Logging for pandas and more.
There are functions specifically to log pandas dataframes as well as functions to count up the total number of errors and warnings.
- pandas: Tested on 0.20.3 and higher. May work for earlier versions.
For this example, import both the customlogger and pandas.
import redquill as rq
import pandas as pd
Initialize the logger. Note, the logger always logs to the console by default.
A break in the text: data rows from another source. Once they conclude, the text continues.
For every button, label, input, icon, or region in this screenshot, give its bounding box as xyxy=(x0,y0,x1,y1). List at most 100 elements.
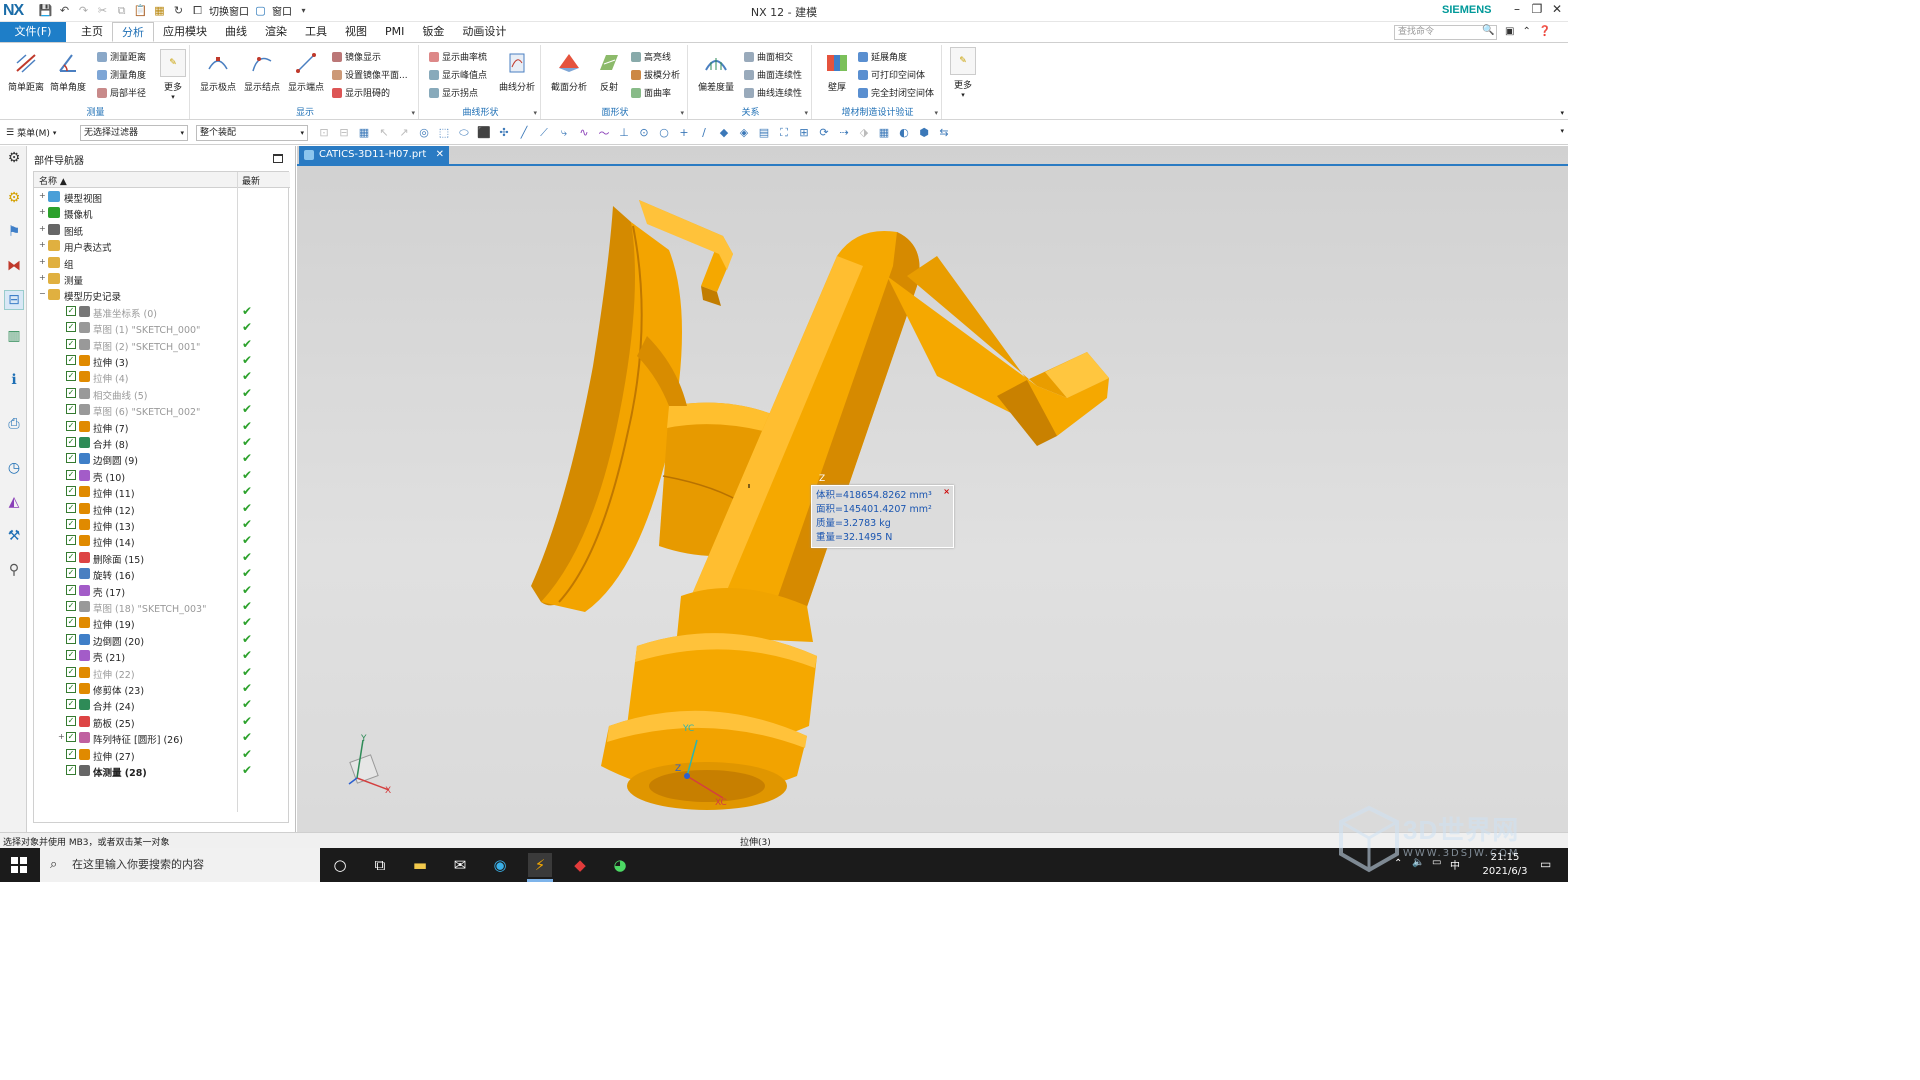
visibility-checkbox[interactable]: ✓ xyxy=(66,371,76,382)
constraint-navigator-icon[interactable]: ⚑ xyxy=(4,222,24,242)
tab-application[interactable]: 应用模块 xyxy=(154,22,216,42)
spline-icon[interactable]: ∿ xyxy=(576,124,592,141)
fit-view-icon[interactable]: ⛶ xyxy=(776,124,792,141)
column-name[interactable]: 名称 ▲ xyxy=(39,174,67,187)
network-icon[interactable]: ▭ xyxy=(1432,857,1441,868)
tree-feature-row[interactable]: ✓ 边倒圆 (9) ✔ xyxy=(34,451,290,467)
pan-icon[interactable]: ⇢ xyxy=(836,124,852,141)
repeat-command-icon[interactable]: ↻ xyxy=(171,3,186,18)
visibility-checkbox[interactable]: ✓ xyxy=(66,584,76,595)
cortana-icon[interactable]: ○ xyxy=(328,853,352,877)
show-knots-button[interactable]: 显示结点 xyxy=(242,49,282,93)
curve-analysis-button[interactable]: 曲线分析 xyxy=(497,49,537,93)
zoom-icon[interactable]: ⊞ xyxy=(796,124,812,141)
draft-analysis-button[interactable]: 拔模分析 xyxy=(631,68,680,81)
visibility-checkbox[interactable]: ✓ xyxy=(66,568,76,579)
restore-icon[interactable]: ❐ xyxy=(1530,2,1544,16)
wall-thickness-button[interactable]: 壁厚 xyxy=(816,49,858,93)
curve-continuity-button[interactable]: 曲线连续性 xyxy=(744,86,802,99)
notification-icon[interactable]: ▭ xyxy=(1540,857,1551,871)
search-icon[interactable]: 🔍 xyxy=(1482,25,1494,36)
set-mirror-plane-button[interactable]: 设置镜像平面... xyxy=(332,68,408,81)
tree-feature-row[interactable]: ✓ 相交曲线 (5) ✔ xyxy=(34,386,290,402)
visibility-checkbox[interactable]: ✓ xyxy=(66,551,76,562)
visibility-checkbox[interactable]: ✓ xyxy=(66,633,76,644)
process-studio-icon[interactable]: ⚒ xyxy=(4,526,24,546)
surface-intersection-button[interactable]: 曲面相交 xyxy=(744,50,793,63)
tree-feature-row[interactable]: ✓ 体测量 (28) ✔ xyxy=(34,763,290,779)
visibility-checkbox[interactable]: ✓ xyxy=(66,469,76,480)
tree-node-model-views[interactable]: + 模型视图 xyxy=(34,189,290,205)
visibility-checkbox[interactable]: ✓ xyxy=(66,617,76,628)
tree-feature-row[interactable]: ✓ 合并 (24) ✔ xyxy=(34,697,290,713)
tree-node-cameras[interactable]: + 摄像机 xyxy=(34,205,290,221)
local-radius-button[interactable]: 局部半径 xyxy=(97,86,146,99)
tab-view[interactable]: 视图 xyxy=(336,22,376,42)
nx-app-icon[interactable]: ⚡ xyxy=(528,853,552,877)
file-menu-button[interactable]: 文件(F) xyxy=(0,22,66,42)
cross-icon[interactable]: + xyxy=(676,124,692,141)
visibility-checkbox[interactable]: ✓ xyxy=(66,715,76,726)
visibility-checkbox[interactable]: ✓ xyxy=(66,519,76,529)
minimize-icon[interactable]: – xyxy=(1510,2,1524,16)
visibility-checkbox[interactable]: ✓ xyxy=(66,535,76,546)
switch-window-button[interactable]: 切换窗口 xyxy=(209,3,249,18)
tree-feature-row[interactable]: ✓ 草图 (6) "SKETCH_002" ✔ xyxy=(34,402,290,418)
chevron-down-icon[interactable]: ▾ xyxy=(804,109,808,117)
mail-icon[interactable]: ✉ xyxy=(448,853,472,877)
tree-feature-row[interactable]: ✓ 拉伸 (11) ✔ xyxy=(34,484,290,500)
rotate-icon[interactable]: ⟳ xyxy=(816,124,832,141)
tree-feature-row[interactable]: ✓ 拉伸 (22) ✔ xyxy=(34,665,290,681)
tree-node-drawings[interactable]: + 图纸 xyxy=(34,222,290,238)
chevron-down-icon[interactable]: ▾ xyxy=(533,109,537,117)
settings-icon[interactable]: ⚙ xyxy=(4,148,24,168)
tree-feature-row[interactable]: ✓ 草图 (2) "SKETCH_001" ✔ xyxy=(34,337,290,353)
tab-tools[interactable]: 工具 xyxy=(296,22,336,42)
chevron-down-icon[interactable]: ▾ xyxy=(680,109,684,117)
ribbon-display-icon[interactable]: ▣ xyxy=(1505,26,1514,37)
slash-icon[interactable]: ∕ xyxy=(696,124,712,141)
deselect-icon[interactable]: ⊟ xyxy=(336,124,352,141)
peak-points-button[interactable]: 显示峰值点 xyxy=(429,68,487,81)
menu-button[interactable]: ☰ 菜单(M) ▾ xyxy=(6,126,56,140)
tab-pmi[interactable]: PMI xyxy=(376,22,413,42)
simple-distance-button[interactable]: 简单距离 xyxy=(6,49,46,93)
center-icon[interactable]: ⊙ xyxy=(636,124,652,141)
simple-angle-button[interactable]: 简单角度 xyxy=(48,49,88,93)
tree-feature-row[interactable]: ✓ 基准坐标系 (0) ✔ xyxy=(34,304,290,320)
visibility-checkbox[interactable]: ✓ xyxy=(66,502,76,513)
visibility-checkbox[interactable]: ✓ xyxy=(66,437,76,447)
visibility-checkbox[interactable]: ✓ xyxy=(66,601,76,611)
cut-icon[interactable]: ✂ xyxy=(95,3,110,18)
tree-feature-row[interactable]: ✓ 拉伸 (3) ✔ xyxy=(34,353,290,369)
tab-home[interactable]: 主页 xyxy=(72,22,112,42)
visibility-checkbox[interactable]: ✓ xyxy=(66,453,76,464)
show-hide-icon[interactable]: ⇆ xyxy=(936,124,952,141)
reuse-library-icon[interactable]: ⧓ xyxy=(4,256,24,276)
expand-icon[interactable]: + xyxy=(39,257,47,266)
layer-icon[interactable]: ▤ xyxy=(756,124,772,141)
edge-icon[interactable]: ⟋ xyxy=(536,124,552,141)
undo-icon[interactable]: ↶ xyxy=(57,3,72,18)
visibility-checkbox[interactable]: ✓ xyxy=(66,732,76,743)
tree-node-groups[interactable]: + 组 xyxy=(34,255,290,271)
chevron-down-icon[interactable]: ▾ xyxy=(1560,127,1564,135)
tab-analysis[interactable]: 分析 xyxy=(112,22,154,42)
tree-feature-row[interactable]: ✓ 拉伸 (7) ✔ xyxy=(34,419,290,435)
tree-node-model-history[interactable]: − 模型历史记录 xyxy=(34,287,290,303)
assembly-navigator-icon[interactable]: ⚙ xyxy=(4,188,24,208)
visibility-checkbox[interactable]: ✓ xyxy=(66,650,76,661)
visibility-checkbox[interactable]: ✓ xyxy=(66,322,76,333)
type-filter-select[interactable]: 无选择过滤器 ▾ xyxy=(80,125,188,141)
tree-feature-row[interactable]: ✓ 删除面 (15) ✔ xyxy=(34,550,290,566)
wave-icon[interactable]: 〜 xyxy=(596,124,612,141)
task-view-icon[interactable]: ⧉ xyxy=(368,853,392,877)
mirror-display-button[interactable]: 镜像显示 xyxy=(332,50,381,63)
clock-icon[interactable]: ◷ xyxy=(4,458,24,478)
measure-distance-button[interactable]: 测量距离 xyxy=(97,50,146,63)
wechat-icon[interactable]: ◕ xyxy=(608,853,632,877)
window-icon[interactable]: ▢ xyxy=(253,3,268,18)
tree-feature-row[interactable]: ✓ 拉伸 (19) ✔ xyxy=(34,615,290,631)
visibility-checkbox[interactable]: ✓ xyxy=(66,305,76,316)
measurement-annotation[interactable]: × 体积=418654.8262 mm³ 面积=145401.4207 mm² … xyxy=(811,485,954,548)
You may inrqude a log directory and the log file name, which will allow the logs to flow into a file as well.
log = rq.redquill()
The following will log any null values found in df
.
df = pd.DataFrame({"A": [1, 2, None, 3],
"B": [4, 2, 2, 5]})
log.warn_null_values(df=df)
Console output.
2018-03-04 01:34:33,162 - 23512 - WARNING - test_redquill.test_warn_null_values -
A B
2 NaN 2
The following will log any duplicates found in column
B
of df
.
df = pd.DataFrame({"A": [1, 2, None, 3],
"B": [4, 2, 2, 5]})
log.warn_duplicate_values(df=df, subset="B", msg="Duplicates on B.")
Console output.
2018-03-04 02:29:41,419 - 31825 - WARNING - test_redquill.test_warn_duplicate_values - Duplicates on B.
A B
1 2.0 2
2 NaN 2